Han Vance on football culture: Welcome to America. Merry man Merv Waldrop, Travis Carter and I first met amongst a larger small group of great guys in Memphis and partied down at Venice Beach together after the Rose Bowl. My old Kentucky roam brand new here, and we welcomed in some new guys, Stan and Dan to the team, for a big-game road trip to Bluegrass Country.

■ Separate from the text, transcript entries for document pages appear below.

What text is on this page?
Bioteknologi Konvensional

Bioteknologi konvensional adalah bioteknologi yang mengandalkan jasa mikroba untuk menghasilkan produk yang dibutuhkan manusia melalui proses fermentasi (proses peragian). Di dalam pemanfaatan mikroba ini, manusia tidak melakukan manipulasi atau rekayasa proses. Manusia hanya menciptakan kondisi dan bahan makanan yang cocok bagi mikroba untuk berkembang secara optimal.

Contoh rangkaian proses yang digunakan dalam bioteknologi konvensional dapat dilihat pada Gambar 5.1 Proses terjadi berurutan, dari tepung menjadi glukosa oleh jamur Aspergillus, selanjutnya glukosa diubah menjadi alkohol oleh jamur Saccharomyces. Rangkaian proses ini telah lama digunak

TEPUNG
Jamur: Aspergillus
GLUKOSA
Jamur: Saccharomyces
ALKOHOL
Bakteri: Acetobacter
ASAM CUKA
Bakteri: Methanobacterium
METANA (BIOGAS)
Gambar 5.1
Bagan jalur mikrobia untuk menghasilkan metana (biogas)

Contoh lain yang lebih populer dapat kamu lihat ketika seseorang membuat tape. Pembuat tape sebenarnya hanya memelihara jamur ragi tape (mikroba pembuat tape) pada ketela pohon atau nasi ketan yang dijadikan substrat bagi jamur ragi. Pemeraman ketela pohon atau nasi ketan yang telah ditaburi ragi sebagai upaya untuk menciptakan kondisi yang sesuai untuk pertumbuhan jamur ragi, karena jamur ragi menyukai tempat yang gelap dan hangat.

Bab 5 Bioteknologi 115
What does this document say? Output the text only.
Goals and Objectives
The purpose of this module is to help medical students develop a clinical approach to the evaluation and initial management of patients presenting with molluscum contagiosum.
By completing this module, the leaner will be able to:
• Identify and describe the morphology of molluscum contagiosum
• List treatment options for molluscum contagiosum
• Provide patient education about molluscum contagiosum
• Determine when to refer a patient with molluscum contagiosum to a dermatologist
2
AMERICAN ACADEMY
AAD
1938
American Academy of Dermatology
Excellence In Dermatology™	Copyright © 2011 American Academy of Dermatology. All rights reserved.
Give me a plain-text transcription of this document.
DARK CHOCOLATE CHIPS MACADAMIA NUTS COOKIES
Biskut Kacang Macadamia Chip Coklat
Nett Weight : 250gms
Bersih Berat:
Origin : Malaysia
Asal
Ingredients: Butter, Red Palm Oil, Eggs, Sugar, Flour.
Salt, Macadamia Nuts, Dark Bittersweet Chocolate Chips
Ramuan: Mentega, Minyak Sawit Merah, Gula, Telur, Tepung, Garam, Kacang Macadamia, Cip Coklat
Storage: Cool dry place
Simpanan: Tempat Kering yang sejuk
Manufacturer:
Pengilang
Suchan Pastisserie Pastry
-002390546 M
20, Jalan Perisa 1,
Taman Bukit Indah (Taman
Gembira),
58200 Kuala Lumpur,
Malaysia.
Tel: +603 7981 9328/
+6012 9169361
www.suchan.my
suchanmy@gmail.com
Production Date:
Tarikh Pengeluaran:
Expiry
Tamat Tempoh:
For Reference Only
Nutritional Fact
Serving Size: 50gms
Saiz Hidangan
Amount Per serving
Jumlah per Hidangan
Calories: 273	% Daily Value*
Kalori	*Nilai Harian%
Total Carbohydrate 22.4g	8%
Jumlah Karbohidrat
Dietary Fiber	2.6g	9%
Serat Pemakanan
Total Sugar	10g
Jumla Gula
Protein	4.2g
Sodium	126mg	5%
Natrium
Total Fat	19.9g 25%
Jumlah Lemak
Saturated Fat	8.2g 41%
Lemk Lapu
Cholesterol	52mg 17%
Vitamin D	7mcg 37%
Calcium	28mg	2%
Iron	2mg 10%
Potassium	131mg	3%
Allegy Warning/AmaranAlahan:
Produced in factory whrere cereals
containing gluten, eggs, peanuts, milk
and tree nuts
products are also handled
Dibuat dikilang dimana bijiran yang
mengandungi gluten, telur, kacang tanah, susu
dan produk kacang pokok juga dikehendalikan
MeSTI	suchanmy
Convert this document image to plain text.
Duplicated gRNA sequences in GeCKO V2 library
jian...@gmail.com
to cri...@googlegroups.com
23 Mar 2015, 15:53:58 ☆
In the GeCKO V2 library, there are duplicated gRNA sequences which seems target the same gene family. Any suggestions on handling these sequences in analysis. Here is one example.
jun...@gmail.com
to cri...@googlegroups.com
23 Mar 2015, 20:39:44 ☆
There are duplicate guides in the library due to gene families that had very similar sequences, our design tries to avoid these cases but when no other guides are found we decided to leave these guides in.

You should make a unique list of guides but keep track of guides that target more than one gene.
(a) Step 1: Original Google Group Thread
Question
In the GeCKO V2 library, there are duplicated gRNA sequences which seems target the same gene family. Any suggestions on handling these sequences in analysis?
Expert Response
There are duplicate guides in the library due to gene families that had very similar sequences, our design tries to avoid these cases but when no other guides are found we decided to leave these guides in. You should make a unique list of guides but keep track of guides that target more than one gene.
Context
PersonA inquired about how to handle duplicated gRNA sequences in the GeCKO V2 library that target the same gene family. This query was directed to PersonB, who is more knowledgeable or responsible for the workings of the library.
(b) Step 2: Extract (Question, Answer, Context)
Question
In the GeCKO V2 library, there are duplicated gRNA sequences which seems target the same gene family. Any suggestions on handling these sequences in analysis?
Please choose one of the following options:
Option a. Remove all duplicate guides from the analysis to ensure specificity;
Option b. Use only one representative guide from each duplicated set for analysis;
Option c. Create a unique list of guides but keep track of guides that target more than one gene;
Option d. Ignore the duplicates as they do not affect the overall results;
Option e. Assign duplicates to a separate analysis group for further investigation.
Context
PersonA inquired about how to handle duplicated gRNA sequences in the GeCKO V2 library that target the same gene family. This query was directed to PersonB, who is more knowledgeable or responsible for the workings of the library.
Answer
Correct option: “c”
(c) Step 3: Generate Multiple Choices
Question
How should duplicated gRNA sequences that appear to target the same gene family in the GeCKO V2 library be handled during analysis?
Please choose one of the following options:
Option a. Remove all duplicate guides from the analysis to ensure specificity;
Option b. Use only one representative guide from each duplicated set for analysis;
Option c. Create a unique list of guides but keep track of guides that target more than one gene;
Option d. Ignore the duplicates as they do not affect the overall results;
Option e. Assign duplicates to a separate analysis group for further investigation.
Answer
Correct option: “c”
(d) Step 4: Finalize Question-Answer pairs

My main road dog Merv hosts these heroic tailgates adjacent to Old College, backside of the original building of the birthplace of American public higher education in Athens, Ga., and we know another buddy, Eric, who is actually from there. His parents went to UGA. Eric busted up north with a roommate of his, Dan, who went to Michigan State for undergrad and attends Georgia for grad school. A welcome addition to the Dawg-nation, he gives loud ovation.
Football travel weekends start early and end long. “Merv-Trav-Han”, the Hollywood-like entity, was reformed as Merv hosted Stan (“the rookie”) and Travis on Thursday night for drinks. They had driven there to Burke County from beautiful Savannah, then scooped me at a tasty Daddy D’z on Memorial Drive in my hometown of urban Atlanta proper, for an early Friday lunch. The above ground train zipping by as we bid a fond farewell to a Dawgs fan doing work there, his sister owns the well-known place.
It was on. Check it for a boys’ trip roster: Han, Stan, Dan, Eric, Merv, Trav – six-deep at our base alone, solid legs under us for this one in the Horse Capital of the World, stable of able men in horse country. Cue the galloping sounds as we road in like four horsemen through Knoxville, where they were having a Homecoming parade for a rebuilding football team in year one with a new coach. Nay, I say to the Kentucky football fans calling for a shutdown of Georgia, I won’t go on about ballgames here.
This is rather life on the road under the wide skies of the United States of America, where we headed MidSouth. Merv sold textbooks door-to-door as a youth and is an alumni ambassador of such and hosted a few Vols over a hot Georgia summer, as they did the same job, where he lives in Burke County. They received us warmly under the crisp skies of their college town at cool Cool Beans.
I haven’t been drinking for weeks but took a break from taking a break. Had two Bud Lights back in The City, switched to sour mash Jack and Coke and a local brew from Johnson City, Tenn. Our Tennessee family friends the Booths, whom I had just mentioned in Merv’s white Escalade, are from there. It fit swimmingly on an autumnal day, in a mountainous state I admire. I lived above Gatlinburg one summer and recognize a good rival when I see one.
Next was an utterly gorgeous stretch of Tennessee highway banked in by changing foliage. Leaves change earlier way up here, I thought. Come to realize, Tennessee is closer to sea level than Atlanta, or Kentucky for that matter, where it levels off. The tectonic activity in Tennessee shows a mountain jutting here, another there. Through an unseasonably warm start to fall in Atlanta, I had not seen much color at all. Here the brights were out, oranges, yellows, reds.
The state line was up next, and it was actually cold up here in Kentucky. It felt good to be together again with the weekend in front of us, and just to be in some chillier weather. No worries, you know. The game was not until 3:30 Saturday, and I had bought the final ticket we needed back at the BBQ in ATL.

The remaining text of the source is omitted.